Quinn’s monumental sculptures have been placed at important sites in major cities across the globe. Having his art displayed in the public realm is important to the artist: ‘I want my monumental works to have even more of an effect on the public. The moment the sculpture enters the common space, it is no longer mine. My ownership ceases and it becomes the people’s.’ The public installations in Venice have a special significance to Quinn. Beyond its historical importance as a hub for international cultural exchange, Venice is also the birthplace of the artist’s mother and his wife. Venice is a city to which Quinn feels a deep connection; the major placements of his work in the floating city have become key milestones in the artist’s career.
Quinn was selected as the exhibiting artist for the Italian Pavilion at the 54th International Art Exhibition at the Venice Biennale 2011. The powerful and provocative installation This is Not a Game was positioned across two sites, San Servolo Island and the Italian Pavilion in the Arsenale. In the first stage on the island, a pair of disembodied hands descended to play with a life-size 37 tonne T55 Russian battle tank and huge cast ‘toy’ soldiers. The scenario continued at the Italian Pavilion with a brick wall seemingly blasted by gunfire from the tank’s gun turret next to the simple, emphatically scrawled message, ‘THIS IS NOT A GAME’. As art historian Catherine McCormack describes, the sculpture is a clear example of Quinn’s ‘preoccupation with the dual nature of hands, as instruments of feeling, creativity and language, but also as a means to manipulate and destroy.’

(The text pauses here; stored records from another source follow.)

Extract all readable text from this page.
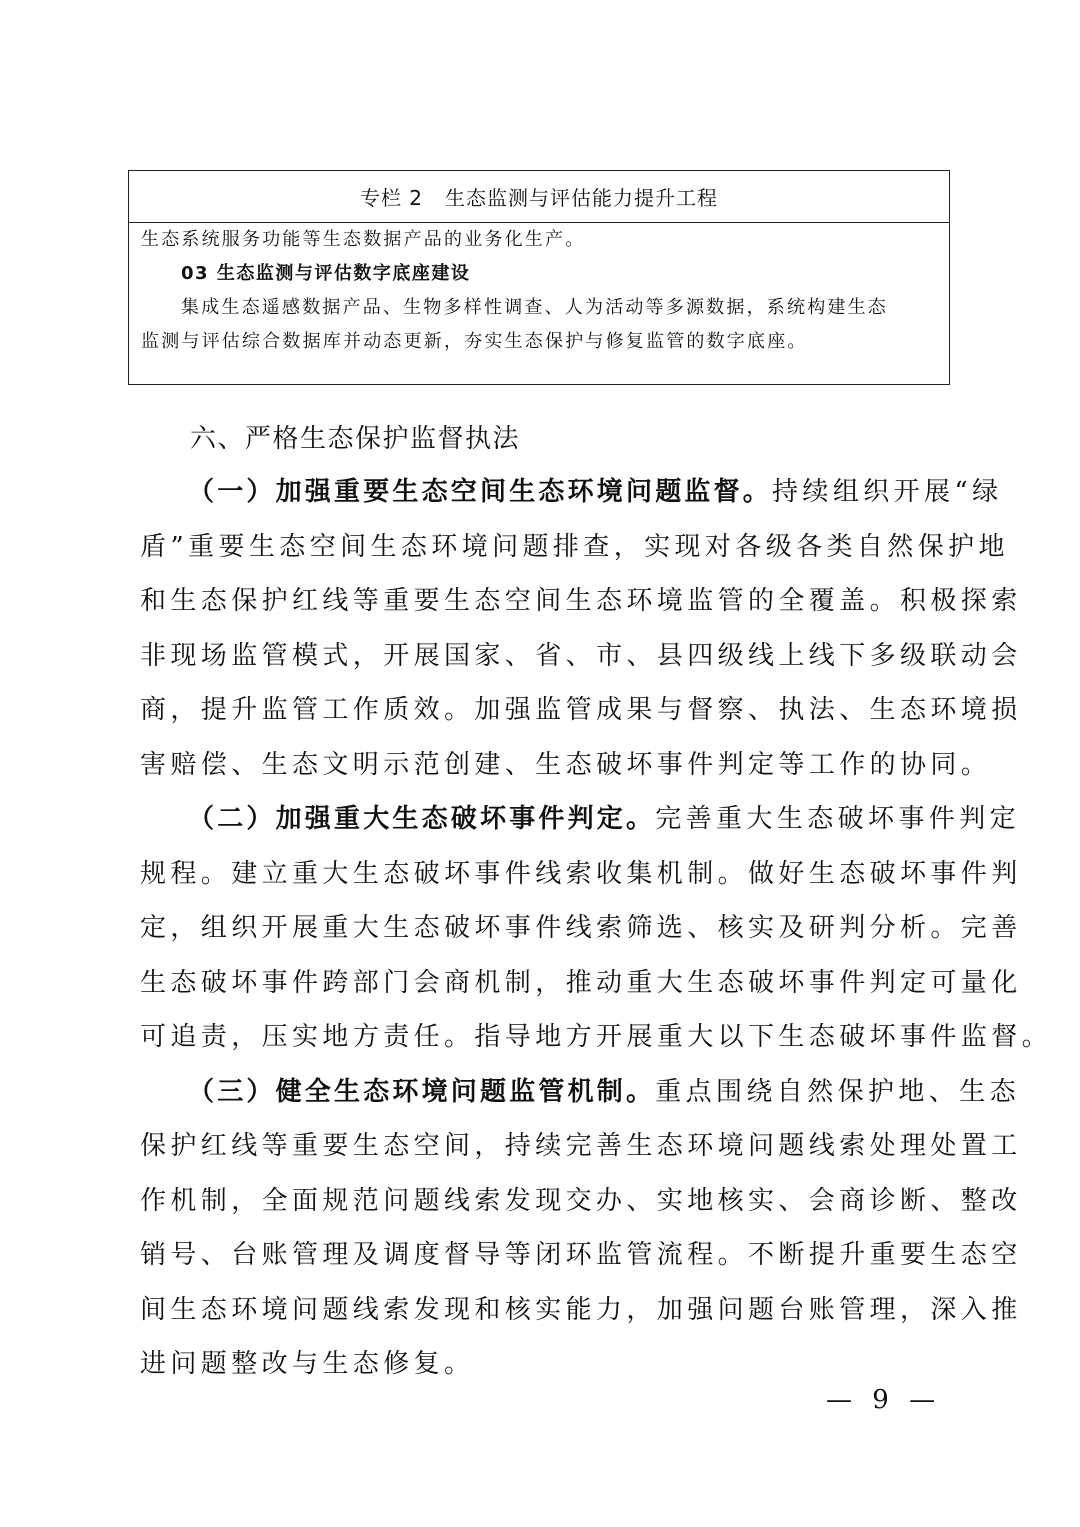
专栏 2 生态监测与评估能力提升工程
生态系统服务功能等生态数据产品的业务化生产。
03 生态监测与评估数字底座建设
集成生态遥感数据产品、生物多样性调查、人为活动等多源数据，系统构建生态
监测与评估综合数据库并动态更新，夯实生态保护与修复监管的数字底座。
六、严格生态保护监督执法
（一）加强重要生态空间生态环境问题监督。持续组织开展“绿
盾”重要生态空间生态环境问题排查，实现对各级各类自然保护地
和生态保护红线等重要生态空间生态环境监管的全覆盖。积极探索
非现场监管模式，开展国家、省、市、县四级线上线下多级联动会
商，提升监管工作质效。加强监管成果与督察、执法、生态环境损
害赔偿、生态文明示范创建、生态破坏事件判定等工作的协同。
（二）加强重大生态破坏事件判定。完善重大生态破坏事件判定
规程。建立重大生态破坏事件线索收集机制。做好生态破坏事件判
定，组织开展重大生态破坏事件线索筛选、核实及研判分析。完善
生态破坏事件跨部门会商机制，推动重大生态破坏事件判定可量化
可追责，压实地方责任。指导地方开展重大以下生态破坏事件监督。
（三）健全生态环境问题监管机制。重点围绕自然保护地、生态
保护红线等重要生态空间，持续完善生态环境问题线索处理处置工
作机制，全面规范问题线索发现交办、实地核实、会商诊断、整改
销号、台账管理及调度督导等闭环监管流程。不断提升重要生态空
间生态环境问题线索发现和核实能力，加强问题台账管理，深入推
进问题整改与生态修复。
— 9 —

In May 2017, Quinn unveiled the monumental piece Support, installed in front of Ca’ Sagredo in the Cannaregio district of Venice, to coincide with the 57th International Art Exhibition at the Venice Biennale. Fittingly, curator Christine Macel describes how the 2017 exhibition was inspired by a ‘potential neo-humanism’, considering art’s ability to reflect on the relationship between human beings, nature and the cosmos. Within a context encapsulated by its international outlook, Quinn’s work engages with certain historical and ecological issues that confront both the city of Venice and the global environment more broadly.

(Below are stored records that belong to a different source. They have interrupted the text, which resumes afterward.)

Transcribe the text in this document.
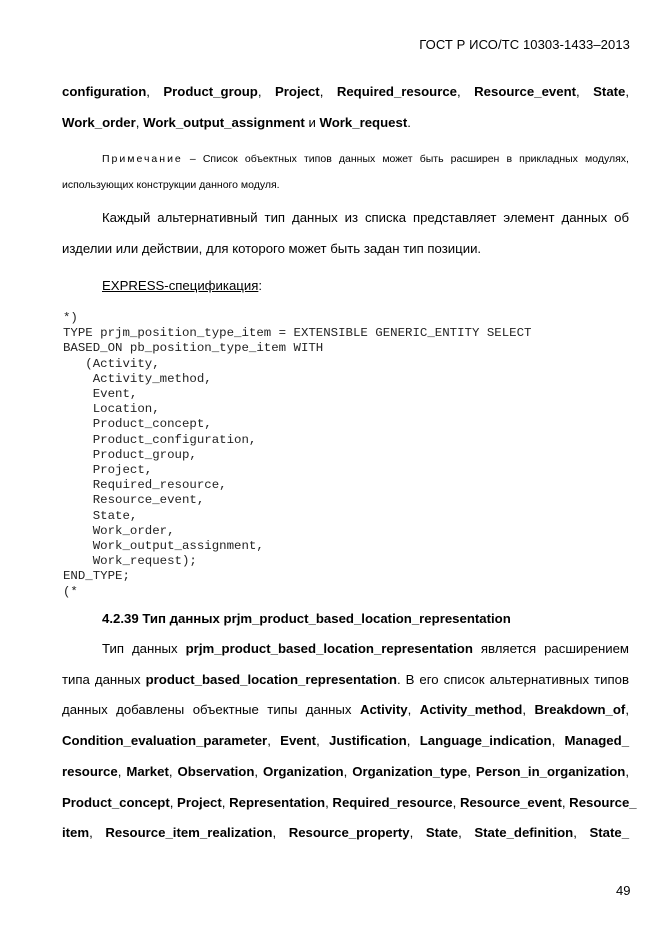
ГОСТ Р ИСО/ТС 10303-1433–2013
configuration, Product_group, Project, Required_resource, Resource_event, State,
Work_order, Work_output_assignment и Work_request.
Примечание – Список объектных типов данных может быть расширен в прикладных модулях,
использующих конструкции данного модуля.
Каждый альтернативный тип данных из списка представляет элемент данных об
изделии или действии, для которого может быть задан тип позиции.
EXPRESS-спецификация:
*)
TYPE prjm_position_type_item = EXTENSIBLE GENERIC_ENTITY SELECT
BASED_ON pb_position_type_item WITH
(Activity,
Activity_method,
Event,
Location,
Product_concept,
Product_configuration,
Product_group,
Project,
Required_resource,
Resource_event,
State,
Work_order,
Work_output_assignment,
Work_request);
END_TYPE;
(*
4.2.39 Тип данных prjm_product_based_location_representation
Тип данных prjm_product_based_location_representation является расширением
типа данных product_based_location_representation. В его список альтернативных типов
данных добавлены объектные типы данных Activity, Activity_method, Breakdown_of,
Condition_evaluation_parameter, Event, Justification, Language_indication, Managed_
resource, Market, Observation, Organization, Organization_type, Person_in_organization,
Product_concept, Project, Representation, Required_resource, Resource_event, Resource_
item, Resource_item_realization, Resource_property, State, State_definition, State_
49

Emerging surreally from the depths of the Grand Canal, the sculpture is composed of a child’s hands reaching up to support the antique façade of the palazzo. Venice is slowly sinking into the lagoon on which it was ambitiously built – albeit by a few millimetres per year – and Quinn’s sculpture is a poignant reminder of the vital need to protect our environment. These young hands also suggest the opposing human urges to create and to destroy; and they symbolise the pressing need for the present to protect the past – in this case, Venice’s irreplaceable world heritage – so that its rich history can be preserved for the future.

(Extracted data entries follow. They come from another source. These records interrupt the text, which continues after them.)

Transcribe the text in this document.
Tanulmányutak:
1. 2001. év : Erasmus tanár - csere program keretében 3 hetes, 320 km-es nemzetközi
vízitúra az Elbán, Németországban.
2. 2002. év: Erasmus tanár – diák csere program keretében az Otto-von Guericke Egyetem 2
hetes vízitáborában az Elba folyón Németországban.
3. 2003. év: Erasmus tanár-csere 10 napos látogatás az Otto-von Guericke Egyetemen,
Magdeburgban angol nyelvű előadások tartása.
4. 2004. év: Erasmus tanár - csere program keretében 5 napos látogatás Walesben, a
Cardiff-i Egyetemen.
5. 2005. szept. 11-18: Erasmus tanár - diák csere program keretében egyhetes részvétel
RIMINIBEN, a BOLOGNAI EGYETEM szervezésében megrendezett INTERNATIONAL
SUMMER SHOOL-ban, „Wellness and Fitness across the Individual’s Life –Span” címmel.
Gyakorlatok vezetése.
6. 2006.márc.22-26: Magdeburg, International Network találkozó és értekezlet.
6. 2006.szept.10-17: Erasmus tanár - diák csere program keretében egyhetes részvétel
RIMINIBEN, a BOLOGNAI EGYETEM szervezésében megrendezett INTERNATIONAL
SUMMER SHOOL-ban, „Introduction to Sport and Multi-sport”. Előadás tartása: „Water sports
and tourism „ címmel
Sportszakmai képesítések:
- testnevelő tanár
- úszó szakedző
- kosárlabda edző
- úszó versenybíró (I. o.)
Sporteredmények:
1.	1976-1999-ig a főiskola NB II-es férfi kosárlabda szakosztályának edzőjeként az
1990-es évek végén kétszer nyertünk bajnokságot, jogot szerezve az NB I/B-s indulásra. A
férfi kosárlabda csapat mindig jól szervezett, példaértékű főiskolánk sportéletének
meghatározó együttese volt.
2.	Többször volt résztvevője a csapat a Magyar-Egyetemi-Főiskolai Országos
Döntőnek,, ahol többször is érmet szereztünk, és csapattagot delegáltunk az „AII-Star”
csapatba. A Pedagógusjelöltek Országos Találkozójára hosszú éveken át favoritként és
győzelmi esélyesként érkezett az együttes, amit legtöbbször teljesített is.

In October 2018, Stop Playing! was acquired by the City of Venice and installed at Forte Marghera, a military fortress on the mainland of Venice. The sculpture was inaugurated in the presence of the Mayor of Venice, Luigi Brugnaro. Stop Playing! is composed of a giant catapult being stretched by an enormous pair of child’s hands in order to convey the seemingly haphazard consequences of human hands at play or in power. The work not only engages with the military history of Venice, but also comments on our need to conserve the world’s natural resources, an important ongoing theme in Quinn’s work.